Jo22 wrote on 2024-09-25, 00:31:
What about self-modifying code? As used in demoscene?
Isn't a fast 386 without the need on relying on L1 cache less being affected by cache-misses here?
Self-modifying code might be changing just a few bytes ahead (for speed) or the entire sequence of code/data (decryption or unpacking). But even in the latter case it's not much different from 486 ecountering the code for the first time, or after a massive L1 cache spill. Yes there will be a load penalty but after each line load the 486 can feed the decoder with full cache lines at once (so 16 bytes and not 4 like on 386) and both decode faster and execute in 1 cycle for many basic ALU instructions. 386 min execute time is 2 cycles since that's how fast a single bus transaction can be, so there is no point in having faster core. It's even held back by the decooder so that would have to be upgraded first.
So in general 486 can overcome its own limitation of stalling during each cache line load and in the end be faster than 386 even in worst case scenarios, and at lower clock. Instruction latency is less predictable unless you also pay attention to memory alignment but it only really affects loops, and even in that case after the first load the data will be in L1 so next pass will more than make up for it, and each pass more will be a pure speed benefit.
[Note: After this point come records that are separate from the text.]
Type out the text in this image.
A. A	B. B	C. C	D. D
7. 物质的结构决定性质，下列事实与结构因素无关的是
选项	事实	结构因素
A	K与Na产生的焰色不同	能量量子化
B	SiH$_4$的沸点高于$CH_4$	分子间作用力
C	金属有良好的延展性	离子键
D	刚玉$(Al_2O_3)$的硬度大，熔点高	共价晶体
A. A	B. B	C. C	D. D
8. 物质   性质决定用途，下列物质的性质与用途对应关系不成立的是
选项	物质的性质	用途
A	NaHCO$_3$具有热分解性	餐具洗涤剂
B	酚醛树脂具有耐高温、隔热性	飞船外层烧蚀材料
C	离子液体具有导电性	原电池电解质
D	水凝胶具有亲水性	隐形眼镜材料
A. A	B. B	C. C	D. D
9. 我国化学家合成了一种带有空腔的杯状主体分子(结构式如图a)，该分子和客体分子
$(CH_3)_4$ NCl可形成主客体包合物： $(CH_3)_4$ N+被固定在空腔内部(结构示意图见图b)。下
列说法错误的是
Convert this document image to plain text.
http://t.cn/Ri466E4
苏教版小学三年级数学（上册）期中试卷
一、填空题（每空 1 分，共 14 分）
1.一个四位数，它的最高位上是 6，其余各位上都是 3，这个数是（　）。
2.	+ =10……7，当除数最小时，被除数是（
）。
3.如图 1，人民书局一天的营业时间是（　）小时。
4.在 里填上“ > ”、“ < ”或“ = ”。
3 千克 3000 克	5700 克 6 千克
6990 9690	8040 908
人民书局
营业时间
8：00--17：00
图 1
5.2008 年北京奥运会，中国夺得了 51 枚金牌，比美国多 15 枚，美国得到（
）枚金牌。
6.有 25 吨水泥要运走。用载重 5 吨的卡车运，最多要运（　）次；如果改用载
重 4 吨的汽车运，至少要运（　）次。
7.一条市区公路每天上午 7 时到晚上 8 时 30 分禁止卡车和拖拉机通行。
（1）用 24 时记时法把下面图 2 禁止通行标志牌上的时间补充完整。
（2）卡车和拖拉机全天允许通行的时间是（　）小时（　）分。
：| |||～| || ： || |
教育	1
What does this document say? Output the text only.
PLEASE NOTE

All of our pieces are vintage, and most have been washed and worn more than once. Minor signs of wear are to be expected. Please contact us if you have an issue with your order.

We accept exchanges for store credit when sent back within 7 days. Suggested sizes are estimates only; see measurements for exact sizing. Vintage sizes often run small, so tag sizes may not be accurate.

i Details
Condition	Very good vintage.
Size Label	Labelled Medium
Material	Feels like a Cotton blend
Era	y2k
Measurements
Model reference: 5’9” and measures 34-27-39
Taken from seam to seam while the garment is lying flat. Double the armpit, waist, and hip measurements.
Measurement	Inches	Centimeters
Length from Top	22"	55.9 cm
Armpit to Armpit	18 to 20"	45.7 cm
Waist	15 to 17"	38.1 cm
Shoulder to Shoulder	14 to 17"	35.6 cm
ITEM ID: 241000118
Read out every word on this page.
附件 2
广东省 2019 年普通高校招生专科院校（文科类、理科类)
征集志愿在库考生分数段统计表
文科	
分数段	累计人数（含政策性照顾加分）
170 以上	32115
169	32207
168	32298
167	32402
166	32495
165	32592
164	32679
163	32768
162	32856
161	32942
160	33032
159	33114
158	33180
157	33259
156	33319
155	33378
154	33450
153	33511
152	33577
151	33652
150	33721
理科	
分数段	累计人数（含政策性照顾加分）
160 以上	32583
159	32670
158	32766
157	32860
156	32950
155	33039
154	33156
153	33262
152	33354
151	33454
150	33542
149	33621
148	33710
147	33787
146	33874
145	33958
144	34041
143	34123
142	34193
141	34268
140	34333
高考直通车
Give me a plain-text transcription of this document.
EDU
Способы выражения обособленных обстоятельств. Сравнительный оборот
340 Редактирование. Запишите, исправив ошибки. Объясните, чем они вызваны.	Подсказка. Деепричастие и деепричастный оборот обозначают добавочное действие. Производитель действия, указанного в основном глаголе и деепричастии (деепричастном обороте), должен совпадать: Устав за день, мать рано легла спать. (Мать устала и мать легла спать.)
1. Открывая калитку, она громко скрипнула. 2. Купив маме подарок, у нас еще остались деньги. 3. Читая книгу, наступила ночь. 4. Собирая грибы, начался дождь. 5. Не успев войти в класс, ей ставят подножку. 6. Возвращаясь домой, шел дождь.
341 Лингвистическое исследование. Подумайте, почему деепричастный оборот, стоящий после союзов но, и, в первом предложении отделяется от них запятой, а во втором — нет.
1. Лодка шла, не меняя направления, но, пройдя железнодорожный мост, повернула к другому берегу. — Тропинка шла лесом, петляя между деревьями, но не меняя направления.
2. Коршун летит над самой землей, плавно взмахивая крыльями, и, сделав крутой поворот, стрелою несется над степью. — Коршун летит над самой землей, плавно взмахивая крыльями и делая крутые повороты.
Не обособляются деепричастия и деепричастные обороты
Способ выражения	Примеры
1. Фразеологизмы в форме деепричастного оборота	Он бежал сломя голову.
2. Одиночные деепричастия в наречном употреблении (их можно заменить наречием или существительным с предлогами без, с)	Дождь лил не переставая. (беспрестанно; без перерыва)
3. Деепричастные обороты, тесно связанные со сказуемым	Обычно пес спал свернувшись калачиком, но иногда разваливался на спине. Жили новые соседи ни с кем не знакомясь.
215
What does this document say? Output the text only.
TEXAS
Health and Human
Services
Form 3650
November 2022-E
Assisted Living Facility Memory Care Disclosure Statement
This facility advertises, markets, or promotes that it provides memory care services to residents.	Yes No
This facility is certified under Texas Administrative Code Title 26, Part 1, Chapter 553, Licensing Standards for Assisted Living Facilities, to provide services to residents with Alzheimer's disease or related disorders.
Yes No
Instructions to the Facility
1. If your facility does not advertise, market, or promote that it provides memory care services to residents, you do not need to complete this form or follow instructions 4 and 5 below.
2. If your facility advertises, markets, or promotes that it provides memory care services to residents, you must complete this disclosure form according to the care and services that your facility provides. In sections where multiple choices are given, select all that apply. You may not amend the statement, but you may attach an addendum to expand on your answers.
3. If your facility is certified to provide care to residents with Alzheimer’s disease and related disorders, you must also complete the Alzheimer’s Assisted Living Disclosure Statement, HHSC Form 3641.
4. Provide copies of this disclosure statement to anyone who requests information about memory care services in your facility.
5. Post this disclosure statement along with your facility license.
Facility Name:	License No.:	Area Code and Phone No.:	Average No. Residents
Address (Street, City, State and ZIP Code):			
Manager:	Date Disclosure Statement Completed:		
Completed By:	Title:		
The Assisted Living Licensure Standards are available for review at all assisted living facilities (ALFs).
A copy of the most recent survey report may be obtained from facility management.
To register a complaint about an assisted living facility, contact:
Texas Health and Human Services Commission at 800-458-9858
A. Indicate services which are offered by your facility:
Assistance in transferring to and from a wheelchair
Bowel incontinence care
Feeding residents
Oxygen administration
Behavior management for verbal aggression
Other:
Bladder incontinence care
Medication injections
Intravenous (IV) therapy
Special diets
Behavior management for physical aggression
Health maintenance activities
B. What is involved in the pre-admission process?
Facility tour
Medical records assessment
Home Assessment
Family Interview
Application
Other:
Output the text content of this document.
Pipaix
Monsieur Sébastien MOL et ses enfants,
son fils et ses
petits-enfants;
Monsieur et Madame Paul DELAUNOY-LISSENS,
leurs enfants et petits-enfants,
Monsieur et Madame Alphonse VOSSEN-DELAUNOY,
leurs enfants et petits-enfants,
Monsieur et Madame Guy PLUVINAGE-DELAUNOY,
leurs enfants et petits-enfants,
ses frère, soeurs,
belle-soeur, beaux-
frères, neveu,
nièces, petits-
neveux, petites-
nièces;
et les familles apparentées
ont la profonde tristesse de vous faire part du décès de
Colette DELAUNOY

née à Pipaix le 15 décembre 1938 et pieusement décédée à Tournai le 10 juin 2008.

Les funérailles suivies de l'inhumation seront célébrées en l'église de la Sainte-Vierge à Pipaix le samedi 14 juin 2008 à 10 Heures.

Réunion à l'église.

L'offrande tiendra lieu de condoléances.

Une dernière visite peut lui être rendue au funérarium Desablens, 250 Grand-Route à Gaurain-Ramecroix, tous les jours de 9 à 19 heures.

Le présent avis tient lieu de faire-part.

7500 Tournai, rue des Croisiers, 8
And frankly 386 is not all that happy to deal with self-modifying code either. There are 2 queues in the instruction decoder, the bytes read and the decoded instructions (in the rare cases you ecounter a slow instruction like mul or div that allows the decoder to move ahead of the current instruction pointer). Both need to be flushed if your modified code is just ahead and you want to properly reload it. This is done with a jump instruction and IIRC even the shortest jump takes 7 cycles on 386, plus whatever the decoder needs to fully load and process the next instruction, 4 bytes at a time at best. 486 needs only 3 cycles, and also L1 fetch and decoding but as I mentioned above it's not as bad as it looks.
The self-modifying or heavily branching code is however a case where 386 would benefit from shorter cache lines.